Download or read book Borders of Belief written by Gregory J. Goalwin and published by . This book was released on 2022 with total page 242 pages. Available in PDF, EPUB and Kindle. Book excerpt: Why have modern nationalists built religious identity as the foundational signifier of nationality in an increasingly secular world? The cases of 20th century Ireland and Turkey reveal the answer: religious nationalism is not a knee-jerk reaction to secular modernization, but a tool that forges new and independent national identities.
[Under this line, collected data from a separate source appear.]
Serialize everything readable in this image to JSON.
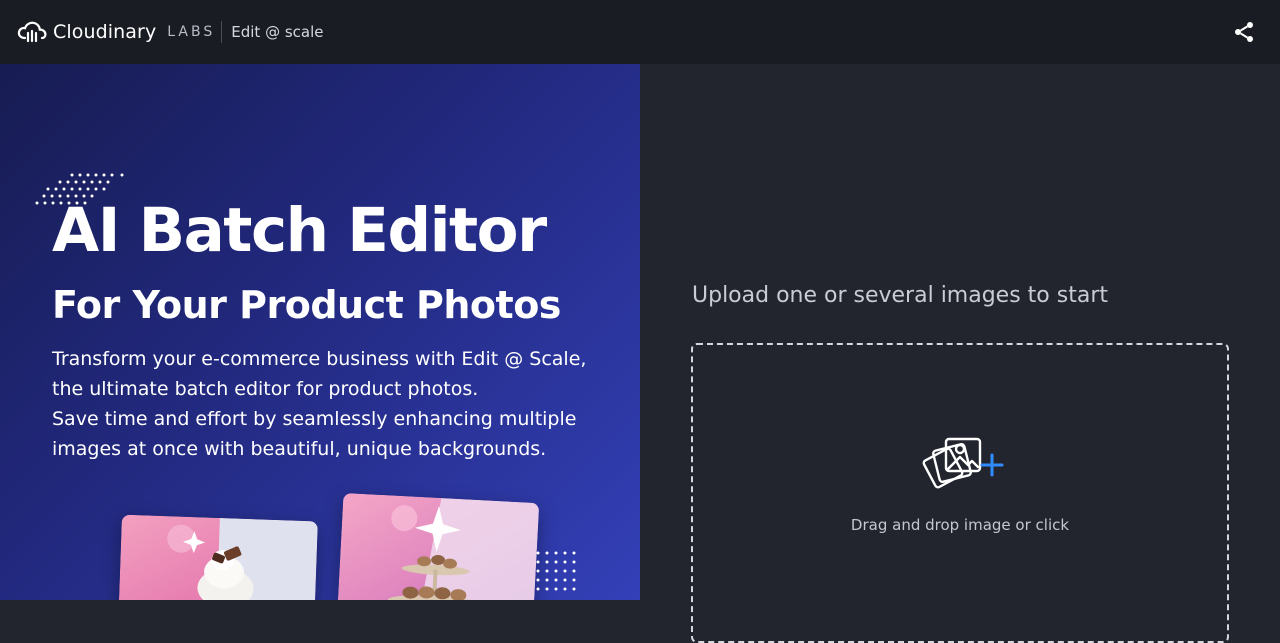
{
  "header": {
    "brand_name": "Cloudinary",
    "brand_suffix": "LABS",
    "product_name": "Edit @ scale",
    "share_icon": "share-icon"
  },
  "hero": {
    "title": "AI Batch Editor",
    "subtitle": "For Your Product Photos",
    "description_lines": [
      "Transform your e-commerce business with Edit @ Scale,",
      "the ultimate batch editor for product photos.",
      "Save time and effort by seamlessly enhancing multiple",
      "images at once with beautiful, unique backgrounds."
    ],
    "cards": [
      {
        "subject": "whipped cream dessert with chocolate",
        "icon": "product-photo-1"
      },
      {
        "subject": "macarons on a tiered stand",
        "icon": "product-photo-2"
      }
    ]
  },
  "upload": {
    "heading": "Upload one or several images to start",
    "dropzone_label": "Drag and drop image or click",
    "dropzone_icon": "add-images-icon"
  },
  "colors": {
    "header_bg": "#1a1c23",
    "panel_bg": "#22252e",
    "hero_gradient_start": "#171c52",
    "hero_gradient_end": "#3340b8",
    "accent_plus": "#2f8cff"
  }
}
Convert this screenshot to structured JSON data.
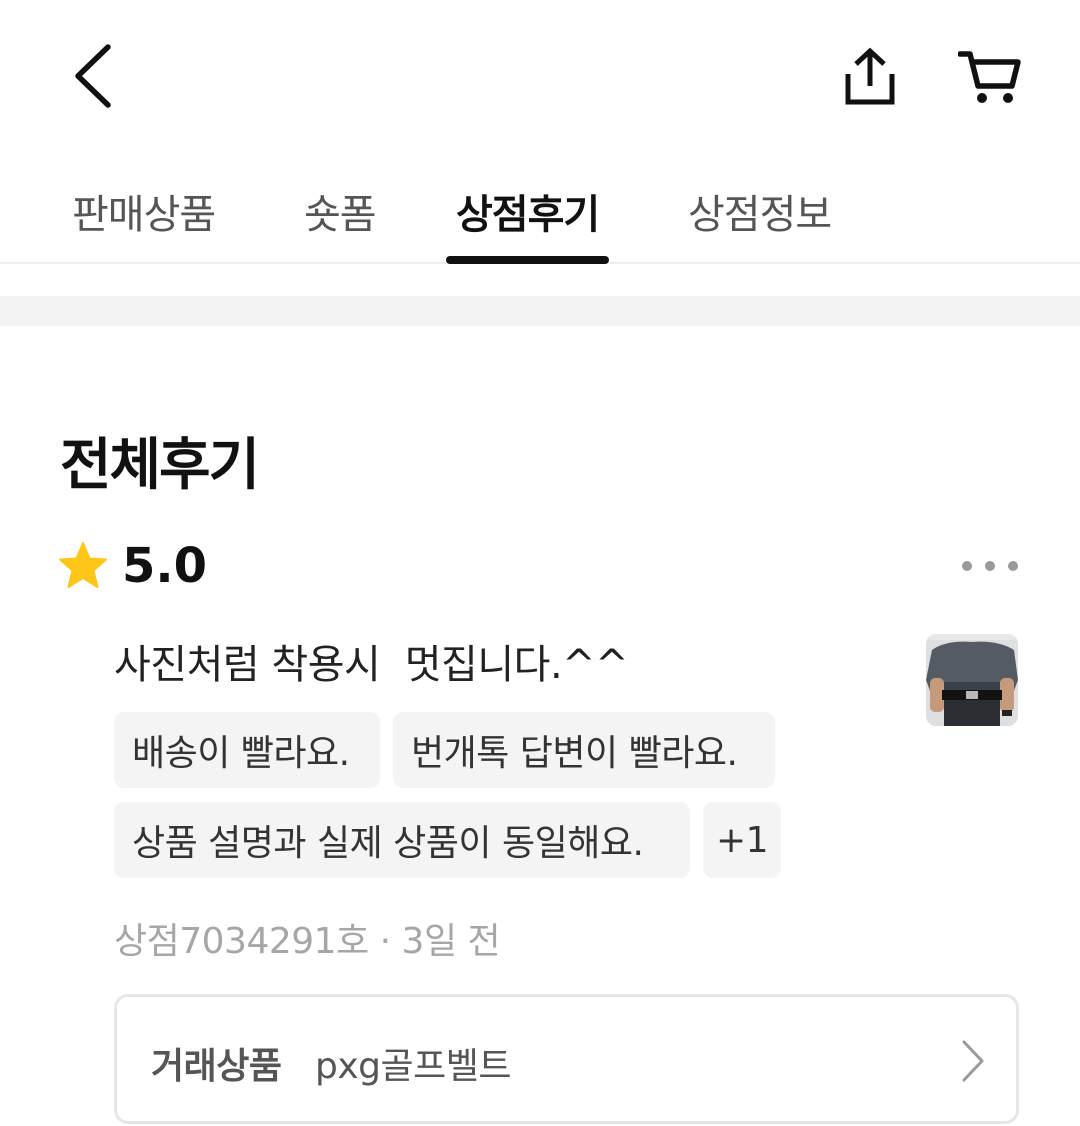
{
  "header": {
    "back_icon": "chevron-left-icon",
    "share_icon": "share-icon",
    "cart_icon": "cart-icon"
  },
  "tabs": [
    {
      "label": "판매상품"
    },
    {
      "label": "숏폼"
    },
    {
      "label": "상점후기",
      "active": true
    },
    {
      "label": "상점정보"
    }
  ],
  "reviews": {
    "title": "전체후기",
    "item": {
      "rating": "5.0",
      "rating_icon": "star-icon",
      "rating_color": "#FFC61A",
      "text": "사진처럼 착용시  멋집니다.^^",
      "tags": [
        "배송이 빨라요.",
        "번개톡 답변이 빨라요.",
        "상품 설명과 실제 상품이 동일해요.",
        "+1"
      ],
      "store": "상점7034291호",
      "separator": " · ",
      "time": "3일 전",
      "product_label": "거래상품",
      "product_name": "pxg골프벨트"
    }
  }
}
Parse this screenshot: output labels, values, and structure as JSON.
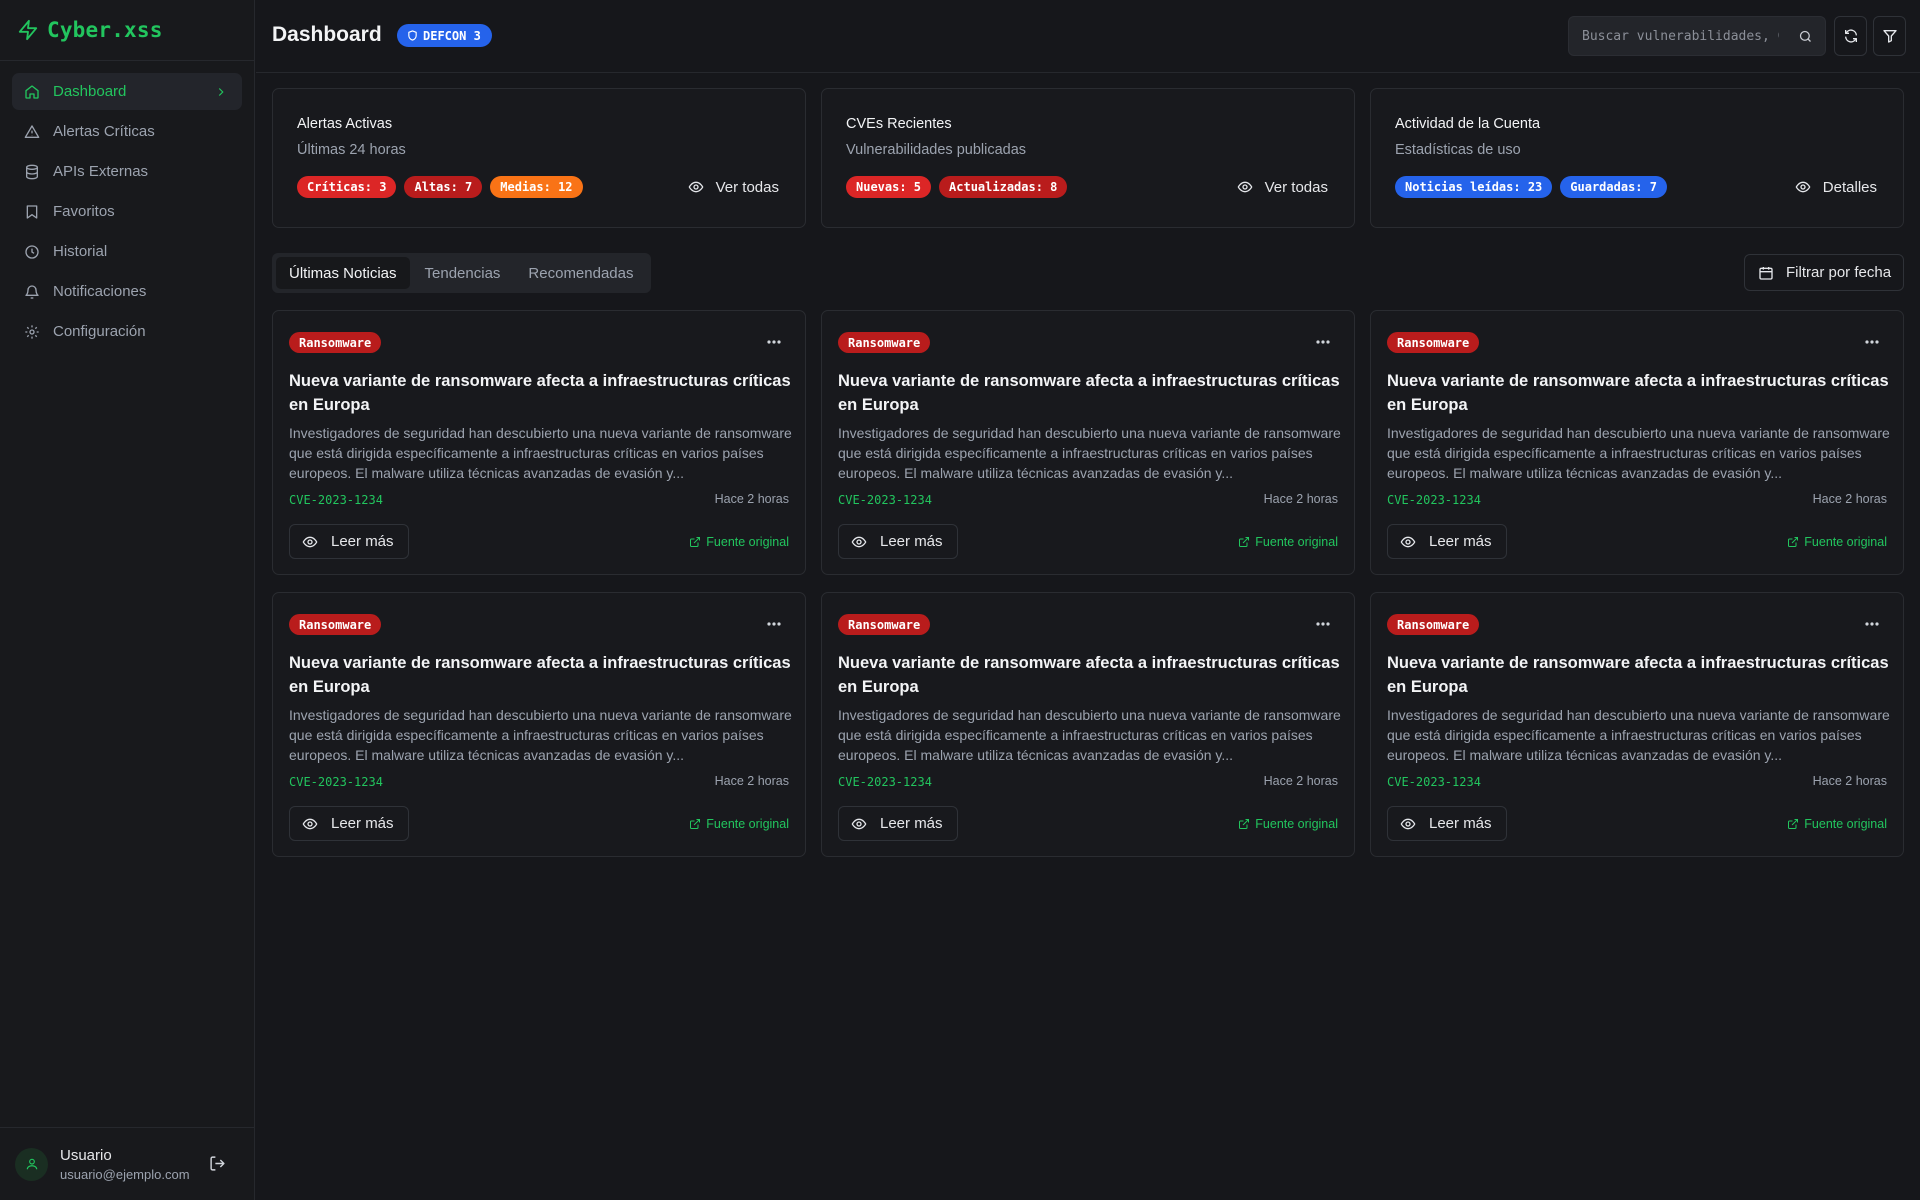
{
  "brand": {
    "name": "Cyber.xss"
  },
  "sidebar": {
    "items": [
      {
        "label": "Dashboard",
        "icon": "home-icon"
      },
      {
        "label": "Alertas Críticas",
        "icon": "alert-triangle-icon"
      },
      {
        "label": "APIs Externas",
        "icon": "database-icon"
      },
      {
        "label": "Favoritos",
        "icon": "bookmark-icon"
      },
      {
        "label": "Historial",
        "icon": "clock-icon"
      },
      {
        "label": "Notificaciones",
        "icon": "bell-icon"
      },
      {
        "label": "Configuración",
        "icon": "gear-icon"
      }
    ],
    "active": "Dashboard"
  },
  "user": {
    "name": "Usuario",
    "email": "usuario@ejemplo.com"
  },
  "header": {
    "title": "Dashboard",
    "defcon": "DEFCON 3",
    "search_placeholder": "Buscar vulnerabilidades, CVEs..."
  },
  "stats": [
    {
      "title": "Alertas Activas",
      "subtitle": "Últimas 24 horas",
      "badges": [
        {
          "label": "Críticas: 3",
          "color": "#dc2626"
        },
        {
          "label": "Altas: 7",
          "color": "#b91c1c"
        },
        {
          "label": "Medias: 12",
          "color": "#f97316"
        }
      ],
      "action": "Ver todas"
    },
    {
      "title": "CVEs Recientes",
      "subtitle": "Vulnerabilidades publicadas",
      "badges": [
        {
          "label": "Nuevas: 5",
          "color": "#dc2626"
        },
        {
          "label": "Actualizadas: 8",
          "color": "#b91c1c"
        }
      ],
      "action": "Ver todas"
    },
    {
      "title": "Actividad de la Cuenta",
      "subtitle": "Estadísticas de uso",
      "badges": [
        {
          "label": "Noticias leídas: 23",
          "color": "#2563eb"
        },
        {
          "label": "Guardadas: 7",
          "color": "#2563eb"
        }
      ],
      "action": "Detalles"
    }
  ],
  "tabs": [
    {
      "label": "Últimas Noticias",
      "active": true
    },
    {
      "label": "Tendencias",
      "active": false
    },
    {
      "label": "Recomendadas",
      "active": false
    }
  ],
  "date_filter": "Filtrar por fecha",
  "news": [
    {
      "category": "Ransomware",
      "title": "Nueva variante de ransomware afecta a infraestructuras críticas en Europa",
      "description": "Investigadores de seguridad han descubierto una nueva variante de ransomware que está dirigida específicamente a infraestructuras críticas en varios países europeos. El malware utiliza técnicas avanzadas de evasión y...",
      "cve": "CVE-2023-1234",
      "time": "Hace 2 horas",
      "read_more": "Leer más",
      "source": "Fuente original"
    },
    {
      "category": "Ransomware",
      "title": "Nueva variante de ransomware afecta a infraestructuras críticas en Europa",
      "description": "Investigadores de seguridad han descubierto una nueva variante de ransomware que está dirigida específicamente a infraestructuras críticas en varios países europeos. El malware utiliza técnicas avanzadas de evasión y...",
      "cve": "CVE-2023-1234",
      "time": "Hace 2 horas",
      "read_more": "Leer más",
      "source": "Fuente original"
    },
    {
      "category": "Ransomware",
      "title": "Nueva variante de ransomware afecta a infraestructuras críticas en Europa",
      "description": "Investigadores de seguridad han descubierto una nueva variante de ransomware que está dirigida específicamente a infraestructuras críticas en varios países europeos. El malware utiliza técnicas avanzadas de evasión y...",
      "cve": "CVE-2023-1234",
      "time": "Hace 2 horas",
      "read_more": "Leer más",
      "source": "Fuente original"
    },
    {
      "category": "Ransomware",
      "title": "Nueva variante de ransomware afecta a infraestructuras críticas en Europa",
      "description": "Investigadores de seguridad han descubierto una nueva variante de ransomware que está dirigida específicamente a infraestructuras críticas en varios países europeos. El malware utiliza técnicas avanzadas de evasión y...",
      "cve": "CVE-2023-1234",
      "time": "Hace 2 horas",
      "read_more": "Leer más",
      "source": "Fuente original"
    },
    {
      "category": "Ransomware",
      "title": "Nueva variante de ransomware afecta a infraestructuras críticas en Europa",
      "description": "Investigadores de seguridad han descubierto una nueva variante de ransomware que está dirigida específicamente a infraestructuras críticas en varios países europeos. El malware utiliza técnicas avanzadas de evasión y...",
      "cve": "CVE-2023-1234",
      "time": "Hace 2 horas",
      "read_more": "Leer más",
      "source": "Fuente original"
    },
    {
      "category": "Ransomware",
      "title": "Nueva variante de ransomware afecta a infraestructuras críticas en Europa",
      "description": "Investigadores de seguridad han descubierto una nueva variante de ransomware que está dirigida específicamente a infraestructuras críticas en varios países europeos. El malware utiliza técnicas avanzadas de evasión y...",
      "cve": "CVE-2023-1234",
      "time": "Hace 2 horas",
      "read_more": "Leer más",
      "source": "Fuente original"
    }
  ],
  "colors": {
    "accent": "#22c55e",
    "defcon": "#2563eb",
    "category": "#b91c1c",
    "background": "#16171b"
  }
}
Book Religion and Nationalism in Global Perspective

Download or read book Religion and Nationalism in Global Perspective written by J. Christopher Soper and published by Cambridge University Press. This book was released on 2018-10-11 with total page 287 pages. Available in PDF, EPUB and Kindle. Book excerpt: It is difficult to imagine forces in the modern world as potent as nationalism and religion. Both provide people with a source of meaning, each has motivated individuals to carry out extraordinary acts of heroism and cruelty, and both serve as the foundation for communal and personal identity. While the subject has received both scholarly and popular attention, this distinctive book is the first comparative study to examine the origins and development of three distinct models: religious nationalism, secular nationalism, and civil-religious nationalism. Using multiple methods, the authors develop a new theoretical framework that can be applied across diverse countries and religious traditions to understand the emergence, development, and stability of different church-state arrangements over time. The work combines public opinion, constitutional, and content analysis of the United States, Israel, India, Greece, Uruguay, and Malaysia, weaving together historical and contemporary illustrations.